11 April 2006

Cursor's Media Patrol - 04/11/06

'Murray Waas is Our Woodward Now,' declares Jay Rosen, who also gives kudos to the reporters at Knight Ridder's Washington bureau, including Jonathan Landay. Read an interview with Waas, who's mostly ignored by major papers, and see what a difference a day makes at the New York Times.

Arguing that the 'Situation in Iraq could not be worse,' Patrick Cockburn is "becoming convinced that the country will not survive," as an Iraqi general maintains that U.S. forces 'must stay 3-5 more years.' Plus: "Coalition of the willing" to take another hit?

The credibility of ''The Nuclear Power Beside Iraq' is said to have "almost reached the level of unspoken media premise that the 'Iraq has WMD' canard did a few years ago." Plus: Was Seymour Hersh played?
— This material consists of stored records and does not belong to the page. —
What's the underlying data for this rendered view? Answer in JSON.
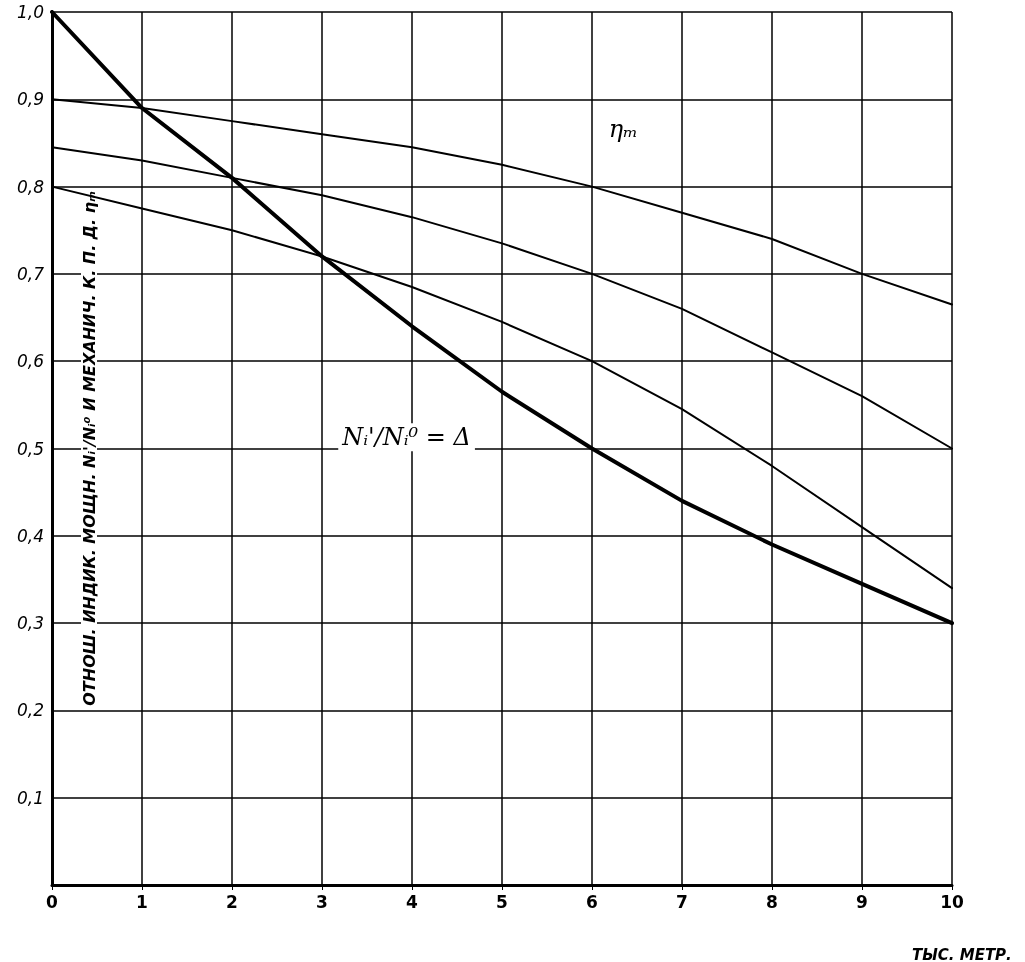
{
  "chart_data": {
    "type": "line",
    "xlabel": "ТЫС. МЕТР.",
    "ylabel": "ОТНОШ. ИНДИК. МОЩН. Nᵢ'/Nᵢ⁰ И МЕХАНИЧ. К. П. Д. ηₘ",
    "x": [
      0,
      1,
      2,
      3,
      4,
      5,
      6,
      7,
      8,
      9,
      10
    ],
    "series": [
      {
        "color": "#000000",
        "values": [
          1.0,
          0.89,
          0.81,
          0.72,
          0.64,
          0.565,
          0.5,
          0.44,
          0.39,
          0.345,
          0.3
        ]
      },
      {
        "color": "#000000",
        "values": [
          0.9,
          0.89,
          0.875,
          0.86,
          0.845,
          0.825,
          0.8,
          0.77,
          0.74,
          0.7,
          0.665
        ]
      },
      {
        "color": "#000000",
        "values": [
          0.845,
          0.83,
          0.81,
          0.79,
          0.765,
          0.735,
          0.7,
          0.66,
          0.61,
          0.56,
          0.5
        ]
      },
      {
        "color": "#000000",
        "values": [
          0.8,
          0.775,
          0.75,
          0.72,
          0.685,
          0.645,
          0.6,
          0.545,
          0.48,
          0.41,
          0.34
        ]
      }
    ],
    "annotations": [
      "ηₘ",
      "Nᵢ'/Nᵢ⁰ = Δ"
    ],
    "xlim": [
      0,
      10
    ],
    "xticks": [
      0,
      1,
      2,
      3,
      4,
      5,
      6,
      7,
      8,
      9,
      10
    ],
    "ylim": [
      0,
      1
    ],
    "yticks": [
      {
        "value": 0,
        "label": null
      },
      {
        "value": 0.1,
        "label": "0,1"
      },
      {
        "value": 0.2,
        "label": "0,2"
      },
      {
        "value": 0.3,
        "label": "0,3"
      },
      {
        "value": 0.4,
        "label": "0,4"
      },
      {
        "value": 0.5,
        "label": "0,5"
      },
      {
        "value": 0.6,
        "label": "0,6"
      },
      {
        "value": 0.7,
        "label": "0,7"
      },
      {
        "value": 0.8,
        "label": "0,8"
      },
      {
        "value": 0.9,
        "label": "0,9"
      },
      {
        "value": 1.0,
        "label": "1,0"
      }
    ],
    "grid": true,
    "marker": "none",
    "line_style": "solid"
  }
}
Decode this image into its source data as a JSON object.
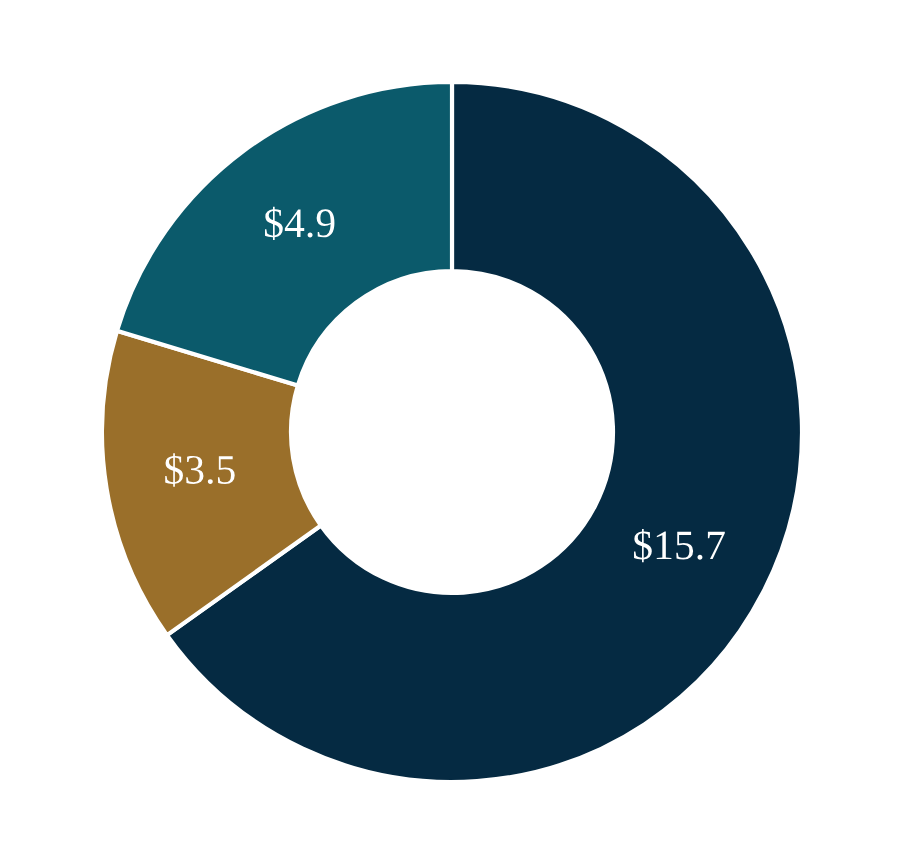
{
  "chart_data": {
    "type": "donut",
    "categories": [
      null,
      null,
      null
    ],
    "values": [
      15.7,
      3.5,
      4.9
    ],
    "colors": [
      "#052a42",
      "#9a6f2a",
      "#0b5a6b"
    ],
    "value_labels": [
      "$15.7",
      "$3.5",
      "$4.9"
    ]
  }
}
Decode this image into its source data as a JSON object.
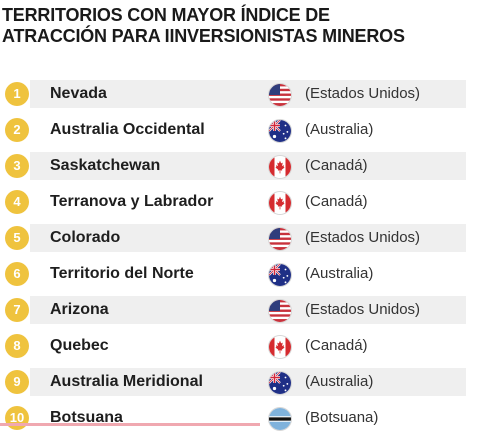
{
  "title": {
    "line1": "TERRITORIOS CON MAYOR ÍNDICE DE",
    "line2": "ATRACCIÓN PARA IINVERSIONISTAS MINEROS"
  },
  "colors": {
    "number_badge": "#efc33e",
    "band": "#efefef",
    "accent_rule": "#f0a8b0"
  },
  "rows": [
    {
      "rank": "1",
      "territory": "Nevada",
      "country": "(Estados Unidos)",
      "flag": "usa-flag-icon"
    },
    {
      "rank": "2",
      "territory": "Australia Occidental",
      "country": "(Australia)",
      "flag": "australia-flag-icon"
    },
    {
      "rank": "3",
      "territory": "Saskatchewan",
      "country": "(Canadá)",
      "flag": "canada-flag-icon"
    },
    {
      "rank": "4",
      "territory": "Terranova y Labrador",
      "country": "(Canadá)",
      "flag": "canada-flag-icon"
    },
    {
      "rank": "5",
      "territory": "Colorado",
      "country": "(Estados Unidos)",
      "flag": "usa-flag-icon"
    },
    {
      "rank": "6",
      "territory": "Territorio del Norte",
      "country": "(Australia)",
      "flag": "australia-flag-icon"
    },
    {
      "rank": "7",
      "territory": "Arizona",
      "country": "(Estados Unidos)",
      "flag": "usa-flag-icon"
    },
    {
      "rank": "8",
      "territory": "Quebec",
      "country": "(Canadá)",
      "flag": "canada-flag-icon"
    },
    {
      "rank": "9",
      "territory": "Australia Meridional",
      "country": "(Australia)",
      "flag": "australia-flag-icon"
    },
    {
      "rank": "10",
      "territory": "Botsuana",
      "country": "(Botsuana)",
      "flag": "botswana-flag-icon"
    }
  ]
}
He says no in an interview with NPR.

Before branding Hersh's Iran article "bad reporting," Weekly Standard Editor Bill Kristol "floated a trial balloon," charging that Patrick Fitzgerald "is now out to discredit the Bush administration." More Kristol, and Karen Kwiatkowski, on C-SPAN's "Q&A."

With "Another criminal scandal that reaches the White House," a new poll delivers 'An Election-Year Blow to the GOP,' but Wonkette wonders how "91 percent of voters have managed to divine a difference between Democratic and Republican plans for Iraq." Do the Democrats need a 'Contract'?

"$100 a head" A Phoenix talk show host volunteers on the air to "kill illegal immigrants as they cross the border," as "well over a million" take to the streets, and the editor of the Agribusiness Examiner chronicles "corporate agribusiness's dirty little secret."

A columnist ridicules the Media Research Center for including among the judges of its DisHonor Awards, those who are "primarily propagandists or entertainers who have no real standing as journalists ... Coulter, Limbaugh, Hannity, and Ingraham are entertainers and not very good at it either."